Under the H2FIRST project announced today, the agency will collaborate with Sandia National Laboratories and the National Renewable Energy Laboratory on designs and materials for hydrogen fueling stations. Researchers will also share data with state agencies, automakers and hydrogen suppliers to reduce the cost and time needed to develop the infrastructure.
The program, officially Hydrogen Fueling Infrastructure Research and Station Technology, is part of a nascent effort to promote wider use of vehicles that run on hydrogen-powered fuel cells. The technology offers the promise of a fossil-fuel replacement, though it’s years from being seen as mainstream. One hurdle is the lack of fueling stations.
“The success of hydrogen fuel-cell electric vehicles largely depends on more stations being available,” Daniel Dedrick, hydrogen program manager at Sandia, said in the statement. “We’re definitely on the road to making that happen more quickly.”
Hyundai Motor Co. already offers fuel-cell vehicles in the U.S. and Toyota Motor Corp. expects to follow suit next year.
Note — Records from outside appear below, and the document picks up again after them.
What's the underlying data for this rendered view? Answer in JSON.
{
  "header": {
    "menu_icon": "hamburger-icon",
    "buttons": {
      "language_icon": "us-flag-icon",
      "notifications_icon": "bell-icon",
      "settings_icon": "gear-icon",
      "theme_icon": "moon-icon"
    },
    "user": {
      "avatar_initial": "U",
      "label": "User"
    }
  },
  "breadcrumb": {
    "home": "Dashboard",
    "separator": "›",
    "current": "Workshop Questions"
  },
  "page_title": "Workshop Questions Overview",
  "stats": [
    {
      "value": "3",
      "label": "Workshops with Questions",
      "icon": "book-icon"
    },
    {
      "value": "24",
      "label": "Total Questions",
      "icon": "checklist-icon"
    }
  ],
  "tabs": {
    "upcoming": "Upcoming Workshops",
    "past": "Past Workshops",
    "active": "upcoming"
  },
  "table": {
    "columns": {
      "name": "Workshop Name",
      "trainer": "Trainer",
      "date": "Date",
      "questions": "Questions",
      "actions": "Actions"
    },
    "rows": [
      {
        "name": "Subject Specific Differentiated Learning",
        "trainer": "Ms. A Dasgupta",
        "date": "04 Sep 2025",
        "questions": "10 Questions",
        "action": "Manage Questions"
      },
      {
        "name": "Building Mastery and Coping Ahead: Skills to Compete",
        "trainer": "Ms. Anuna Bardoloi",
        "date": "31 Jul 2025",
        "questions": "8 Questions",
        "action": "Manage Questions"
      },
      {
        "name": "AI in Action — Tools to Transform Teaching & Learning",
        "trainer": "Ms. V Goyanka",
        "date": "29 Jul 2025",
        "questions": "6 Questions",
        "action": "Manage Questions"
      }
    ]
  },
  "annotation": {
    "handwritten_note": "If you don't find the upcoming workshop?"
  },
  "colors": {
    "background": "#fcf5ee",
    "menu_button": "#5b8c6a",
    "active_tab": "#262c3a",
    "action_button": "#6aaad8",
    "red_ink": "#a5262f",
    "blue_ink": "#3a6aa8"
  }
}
They meet mandates from states including California requiring car companies to sell an increasing number of zero-emission vehicles. The fuel-cell cars produce electricity from hydrogen through a chemical reaction that emits no greenhouse gases.
Governors from eight states including California, New York and Massachusetts committed in October to putting 3.3 million fuel-cell cars on the road by 2025. California is also providing $20 million a year to help fund 100 hydrogen filling stations in the state by 2024.